Under certain (rather narrow) circumstances, drift-diffusion models can actually be equivalent to the optimal Bayesian model. These models can also be extended for use in purchasing choices, and one day we will hopefully have a stock-market-in-the-brain model of actual stock market decisions!
Drift-diffusion models are based on decisions between two alternatives with only one relevant attribute under consideration, but they are being expanded to decisions with multiple attributes and decisions with multiple alternatives; the fact that this is difficult is in my opinion not a bug but a feature—decisions with multiple alternatives and attributes are actually difficult for human beings to make. The fact that drift-diffusion models have difficulty with the very situations that human beings have difficulty with provides powerful evidence that drift-diffusion models are accurately representing the processes that go on inside a human brain. I’d be worried if it were too easy to extend the models to complex decisions—it would suggest that our model is describing a more flexible decision process than the one human beings actually use. Human decisions really do seem to be attempts to shoehorn two-choice single-attribute decision methods onto more complex problems, and a lot of mistakes we make are attributable to that.
In particular, the phenomena of analysis paralysis and the paradox of choice are easily explained this way.
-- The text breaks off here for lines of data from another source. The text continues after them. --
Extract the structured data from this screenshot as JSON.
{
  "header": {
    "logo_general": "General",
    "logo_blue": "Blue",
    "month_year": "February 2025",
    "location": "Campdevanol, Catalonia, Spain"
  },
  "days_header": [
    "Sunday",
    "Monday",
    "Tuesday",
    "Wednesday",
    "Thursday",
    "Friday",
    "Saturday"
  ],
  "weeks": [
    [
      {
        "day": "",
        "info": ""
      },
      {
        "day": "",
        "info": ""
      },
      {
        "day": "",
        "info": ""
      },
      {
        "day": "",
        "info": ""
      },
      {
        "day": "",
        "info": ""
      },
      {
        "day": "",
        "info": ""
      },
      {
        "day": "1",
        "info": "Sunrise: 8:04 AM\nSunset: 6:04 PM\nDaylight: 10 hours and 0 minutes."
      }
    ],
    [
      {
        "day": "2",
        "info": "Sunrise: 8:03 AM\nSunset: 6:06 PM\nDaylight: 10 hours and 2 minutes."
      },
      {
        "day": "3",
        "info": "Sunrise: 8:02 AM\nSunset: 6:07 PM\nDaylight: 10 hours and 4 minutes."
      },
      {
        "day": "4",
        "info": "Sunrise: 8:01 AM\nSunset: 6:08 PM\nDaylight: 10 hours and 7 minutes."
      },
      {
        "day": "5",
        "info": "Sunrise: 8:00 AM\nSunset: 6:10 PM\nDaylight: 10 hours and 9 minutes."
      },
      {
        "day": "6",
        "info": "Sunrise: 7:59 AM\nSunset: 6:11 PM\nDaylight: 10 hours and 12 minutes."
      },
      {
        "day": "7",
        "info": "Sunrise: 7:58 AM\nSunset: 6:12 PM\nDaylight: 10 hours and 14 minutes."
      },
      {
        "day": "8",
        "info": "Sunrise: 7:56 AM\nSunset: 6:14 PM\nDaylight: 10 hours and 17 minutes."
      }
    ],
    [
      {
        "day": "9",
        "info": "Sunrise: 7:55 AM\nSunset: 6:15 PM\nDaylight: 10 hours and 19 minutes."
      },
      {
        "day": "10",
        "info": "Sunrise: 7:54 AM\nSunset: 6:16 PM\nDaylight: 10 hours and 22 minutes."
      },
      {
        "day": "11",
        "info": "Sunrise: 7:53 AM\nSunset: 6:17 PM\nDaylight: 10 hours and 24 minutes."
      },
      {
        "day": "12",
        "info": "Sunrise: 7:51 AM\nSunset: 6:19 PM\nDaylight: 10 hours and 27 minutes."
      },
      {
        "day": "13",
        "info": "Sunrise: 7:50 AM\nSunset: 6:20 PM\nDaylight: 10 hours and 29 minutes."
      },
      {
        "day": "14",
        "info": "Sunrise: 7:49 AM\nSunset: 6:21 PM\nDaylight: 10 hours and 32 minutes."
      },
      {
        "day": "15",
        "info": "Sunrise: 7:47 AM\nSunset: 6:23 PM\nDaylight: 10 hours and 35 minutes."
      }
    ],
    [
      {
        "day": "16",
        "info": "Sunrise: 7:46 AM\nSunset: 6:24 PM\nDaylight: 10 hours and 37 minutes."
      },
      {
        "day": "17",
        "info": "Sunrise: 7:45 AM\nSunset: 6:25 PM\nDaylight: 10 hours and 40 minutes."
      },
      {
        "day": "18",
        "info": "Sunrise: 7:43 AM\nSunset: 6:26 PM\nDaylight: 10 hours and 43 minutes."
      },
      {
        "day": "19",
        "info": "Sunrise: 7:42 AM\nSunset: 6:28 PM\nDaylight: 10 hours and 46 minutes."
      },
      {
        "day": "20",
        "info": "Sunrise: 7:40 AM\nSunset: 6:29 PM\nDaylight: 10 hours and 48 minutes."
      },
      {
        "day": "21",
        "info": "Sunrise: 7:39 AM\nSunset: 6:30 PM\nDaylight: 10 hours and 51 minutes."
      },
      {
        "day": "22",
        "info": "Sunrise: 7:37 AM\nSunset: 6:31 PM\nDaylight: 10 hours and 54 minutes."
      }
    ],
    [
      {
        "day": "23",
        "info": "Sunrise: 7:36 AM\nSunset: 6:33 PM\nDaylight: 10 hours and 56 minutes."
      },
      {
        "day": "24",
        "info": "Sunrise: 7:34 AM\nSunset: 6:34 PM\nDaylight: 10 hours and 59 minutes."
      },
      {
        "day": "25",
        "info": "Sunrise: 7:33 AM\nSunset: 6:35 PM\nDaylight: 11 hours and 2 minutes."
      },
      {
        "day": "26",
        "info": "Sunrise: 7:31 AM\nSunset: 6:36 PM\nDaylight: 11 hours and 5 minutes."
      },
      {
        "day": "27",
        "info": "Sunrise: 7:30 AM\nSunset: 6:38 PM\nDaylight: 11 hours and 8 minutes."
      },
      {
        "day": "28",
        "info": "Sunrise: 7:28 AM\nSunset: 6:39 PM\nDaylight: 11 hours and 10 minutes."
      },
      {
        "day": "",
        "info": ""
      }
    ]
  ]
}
Why is it that when people are given more alternatives, they often spend far more time trying to decide and often end up less satisfied than they were before? This makes sense if, when faced with a large number of alternatives, we spend time trying to compare them pairwise on every attribute, and then get stuck with a whole bunch of incomparable pairwise comparisons that we then have to aggregate somehow. If we could simply assign a simple utility value to each attribute and sum them up, adding new alternatives should only increase the time required by a small amount and should never result in a reduction in final utility.
When I have an important decision to make, I actually assemble a formal utility model, as I did recently when deciding on a new computer to buy (it should be in the mail any day now!). The hardest part, however, is assigning values to the coefficients in the model; just how much am I willing to spend for an extra gigabyte of RAM, anyway? How exactly do those CPU benchmarks translate into dollar value for me? I can clearly tell that this is not the native process of my mental architecture.
No, alas, we seem to be stuck with drift-diffusion, which is nearly optimal for choices with two alternatives on a single attribute, but actually pretty awful for multiple-alternative multiple-attribute decisions. But perhaps by better understanding our suboptimal processes, we can rearrange our environment to bring us closer to optimal conditions—or perhaps, one day, change the processes themselves!